With the current 6.4.4 kernel, and the 6.4.6 kernel from koji, when my laptop sits idle for more that 15 minutes (not a precise time, just an estimate based on observations), the screen is blank and it remains powered on, but nothing I can do will get the screen to come back on. I don’t know if it is just the display no being responsive or if the system as a whole is locked. This behavior does not occur with the 6.3.13 (i am currently booting into that) nor does it occur with 6.2.9.
I am looking for suggestions on what I can do to try and track this down or provide better information to help others help me, or a solution if someone knows one.
Some details:
This occurs when my laptop is plugged into AC power and I have disabled suspend when on AC power.
It is an Intel i7-9750H processor
Has Intel UHD Graphics 630 and a Nvidia GeForce GTX 1650 Mobile / Max-Q
I do not have the Nvidia drivers installed as I don’t currently do anything that needs it and thus just run off of the integrated graphics
I’ve looked through logs via journalctl trying to find something that stands out as a possible issue but haven’t come across anything, but that could just be me not realizing the significance of something.
I can consistently replicate the behavior if I boot back into a 6.4.x kernel
I do not have the Nvidia drivers installed so there is no Nvidia service. Nouveau is there but the display is driven by the integrated graphics. That isn’t to say that nouveau isn’t somehow causing an issue as I’ve seen the nvidia driver in hybrid mode cause issues even if not being used.
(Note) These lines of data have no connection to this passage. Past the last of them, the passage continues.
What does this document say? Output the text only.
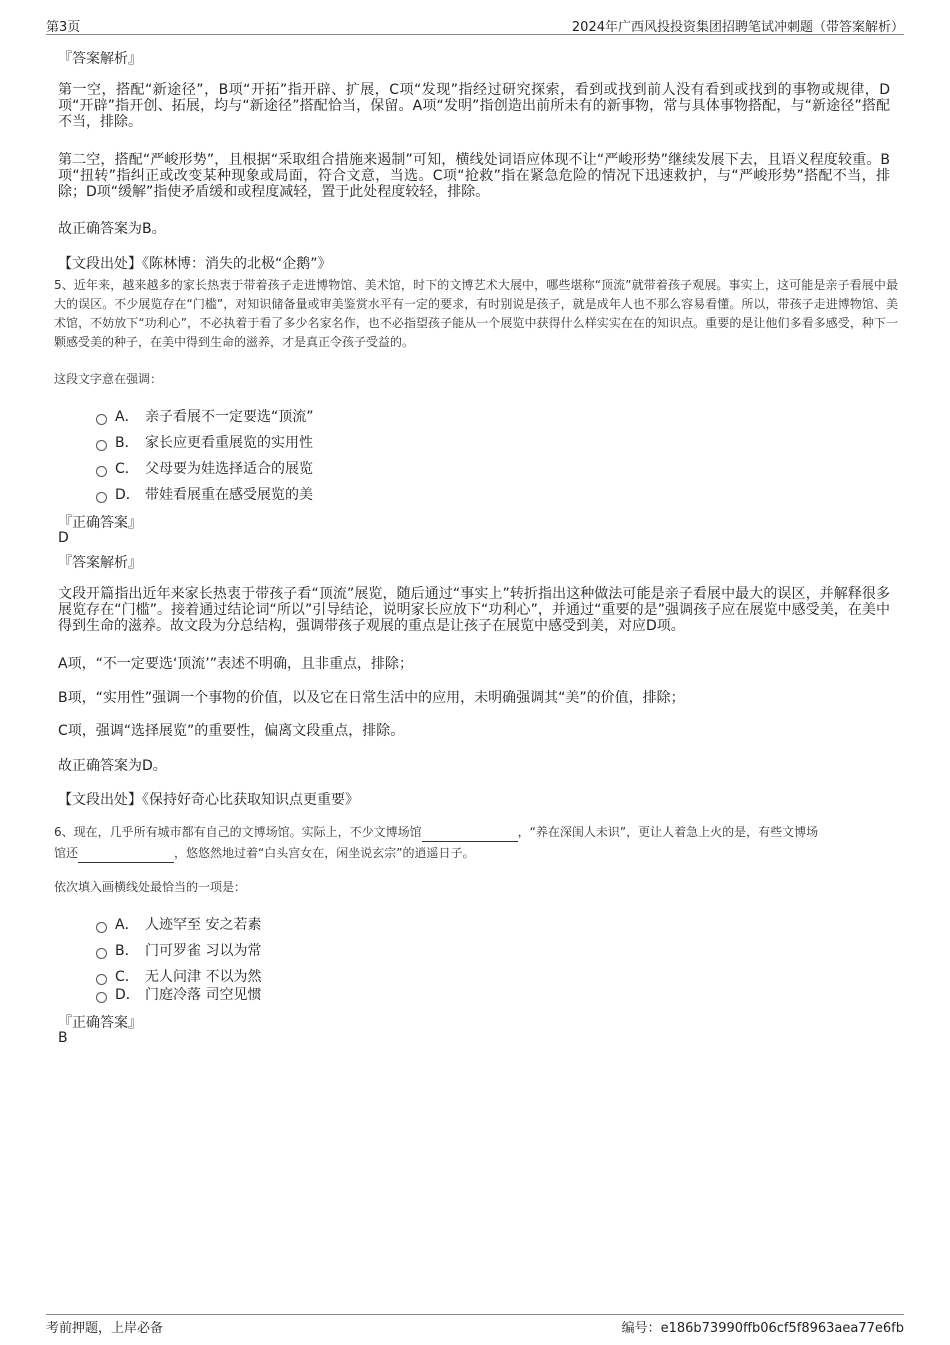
第3页	2024年广西风投投资集团招聘笔试冲刺题（带答案解析）
『答案解析』
第一空，搭配“新途径”，B项“开拓”指开辟、扩展，C项“发现”指经过研究探索，看到或找到前人没有看到或找到的事物或规律，D项“开辟”指开创、拓展，均与“新途径”搭配恰当，保留。A项“发明”指创造出前所未有的新事物，常与具体事物搭配，与“新途径”搭配不当，排除。
第二空，搭配“严峻形势”，且根据“采取组合措施来遏制”可知，横线处词语应体现不让“严峻形势”继续发展下去，且语义程度较重。B项“扭转”指纠正或改变某种现象或局面，符合文意，当选。C项“抢救”指在紧急危险的情况下迅速救护，与“严峻形势”搭配不当，排除；D项“缓解”指使矛盾缓和或程度减轻，置于此处程度较轻，排除。
故正确答案为B。
【文段出处】《陈林博：消失的北极“企鹅”》
5、近年来，越来越多的家长热衷于带着孩子走进博物馆、美术馆，时下的文博艺术大展中，哪些堪称“顶流”就带着孩子观展。事实上，这可能是亲子看展中最大的误区。不少展览存在“门槛”，对知识储备量或审美鉴赏水平有一定的要求，有时别说是孩子，就是成年人也不那么容易看懂。所以，带孩子走进博物馆、美术馆，不妨放下“功利心”，不必执着于看了多少名家名作，也不必指望孩子能从一个展览中获得什么样实实在在的知识点。重要的是让他们多看多感受，种下一颗感受美的种子，在美中得到生命的滋养，才是真正令孩子受益的。
这段文字意在强调：
A． 亲子看展不一定要选“顶流”
B． 家长应更看重展览的实用性
C． 父母要为娃选择适合的展览
D． 带娃看展重在感受展览的美
『正确答案』
D
『答案解析』
文段开篇指出近年来家长热衷于带孩子看“顶流”展览，随后通过“事实上”转折指出这种做法可能是亲子看展中最大的误区，并解释很多展览存在“门槛”。接着通过结论词“所以”引导结论，说明家长应放下“功利心”，并通过“重要的是”强调孩子应在展览中感受美，在美中得到生命的滋养。故文段为分总结构，强调带孩子观展的重点是让孩子在展览中感受到美，对应D项。
A项，“不一定要选‘顶流’”表述不明确，且非重点，排除；
B项，“实用性”强调一个事物的价值，以及它在日常生活中的应用，未明确强调其“美”的价值，排除；
C项，强调“选择展览”的重要性，偏离文段重点，排除。
故正确答案为D。
【文段出处】《保持好奇心比获取知识点更重要》
6、现在，几乎所有城市都有自己的文博场馆。实际上，不少文博场馆	，“养在深闺人未识”，更让人着急上火的是，有些文博场
馆还	，悠悠然地过着“白头宫女在，闲坐说玄宗”的逍遥日子。
依次填入画横线处最恰当的一项是：
A． 人迹罕至 安之若素
B． 门可罗雀 习以为常
C． 无人问津 不以为然
D． 门庭冷落 司空见惯
『正确答案』
B
考前押题，上岸必备	编号：e186b73990ffb06cf5f8963aea77e6fb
I want to be clear that this shouldn’t be a suspend issue, or at least I have it configured so I don’t suspend when on AC power via GNOME settings. That is, unless something is going on to try and suspend when it is not supposed to. But if it is, it is not something I can recover from without just holding down the power button.
Exactly, this is what I think. Not using the NVIDIA driver not means that your system not recognizes the NVIDIA GPU.
Did you follow the discussions we had some weeks ago about the suspend who happens on Gnome by default after 15 min.? And yes, the settings in gnome not cover all switches you will need to turn that off.
Please skim also the links underneath the article.
I had looked that prior to posting, albeit not in a lot of detail. It did not seem to apply to my situation because 1) I have always disabled suspend when on AC power on F38 and it hasn’t been and issue and 2) the only variable right now seems to be the kernel version (6.2.9 and 6.3.13 are fine, 6.4.4 and 6.4.6 are not)and thus I didn’t think GNOME settings would be at play.
However, I did re-read and made an adjustment to the GDM settings per the post. I did not have high hopes for that since I am logged in and figure the GNOME settings would apply, but you never know. Sadly, disabling suspend on AC power in GDM had no effect.
For that test I shut down and then powered back up using the 6.4.4 kernel. I logged into my desktop and then let it sit. I logged in around 11:46 my time. By 12:12 I found it unresponsive and I had to power it off via holding down the power button. I did grab some stuff from journalctl and pasted below. Regarding the times:
11:56:?? - I was successfully logged in and just let the desktop sit
11:47:06 - geoclue indicates it has been idle for 60 seconds which makes sense
11:52:02 - This is the last log entry before I had to hard power off and start up again. This is approximately 5 minutes after I logged in let it sit, so the screen would have blanked here.
12:13:01 - Boot process starting based on me having to power off the laptop. But we have nothing for the past 20 minutes
For the record, I’ve also tried setting all of the Allow* settings to “no” in /etc/systemd/sleep.conf just to see if that helped. Nothing helped there.
For now, I’ll just continue with the 6.3.x kernel and keep trying new 6.4.x kernels when they come up, and I’ll keep checking around to see if this comes up for anyone else.
This ended up getting resolved with the 6.4.8 kernel upgrade. I don’t know what specific change in there resolved it, but everything started working normally again after I upgraded (I tried from a COPR repository first and that worked, and then just used the normal upgrade when it was available).